A report by AlixPartners CGA Peach Market Growth Monitor shows the country’s total number of licensed premises fell by 1.2% in the 12 months to March 2017.
In contrast, the report said the performance of managed drinks-led community locals, where growth in new openings hit 8.7% in the year to March 2017, was “striking”.
Managed drink-led pubs
“[Growth in this sector of pubs] has come from the likes of Greene King and the Ei Group, which have been transitioning many pubs to various managed formats; and pub turnaround specialists including Amber Taverns,” the report said.
Multi-site managed pub and restaurant businesses, especially in the casual dining sector, also rose by 2.5% in the year to March.

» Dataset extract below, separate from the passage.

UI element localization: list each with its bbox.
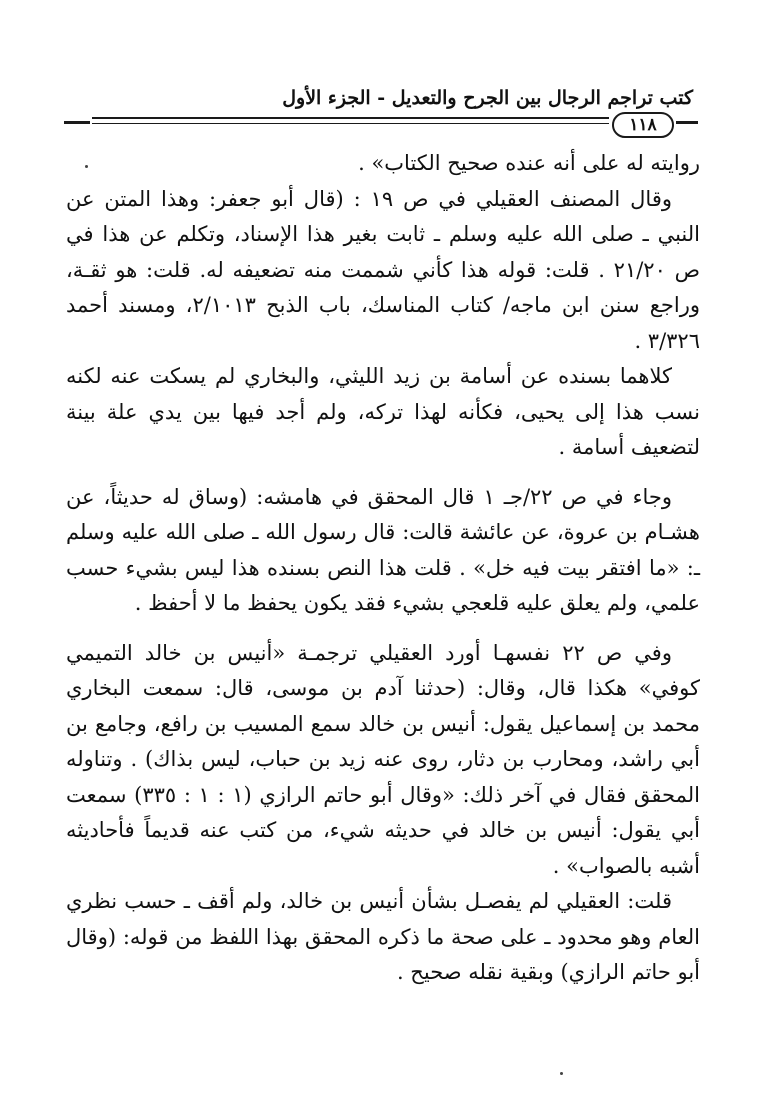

CGA Peach said the broader fall in pub openings was the result of continued closures in independent drinks-led pubs and restaurants. These pubs have been hit by a “triple whammy” of increased property, food and people costs, exacerbated by uncertainty over Brexit.
The figures demonstrate a long-term trend away from independently run pubs and towards “trusted, well-managed brands”, especially in casual dining, said the report.
CGA Peach vice-president Peter Martin said: “Our latest market growth monitor shows that while the eating- and drinking-out markets are facing unprecedented challenges — the vast majority not of their own making — managed groups remain very much on the front foot.”
AlixPartners managing director Paul Hemming added: “There is no getting away from the fact that the eating- out and drinking-out sector is being challenged as never before.
“But despite these challenges, the AlixPartners CGA Peach Market Growth Monitor shows that many multi-site operators continue to expand, albeit in a more careful and considered manner than earlier in the cycle.”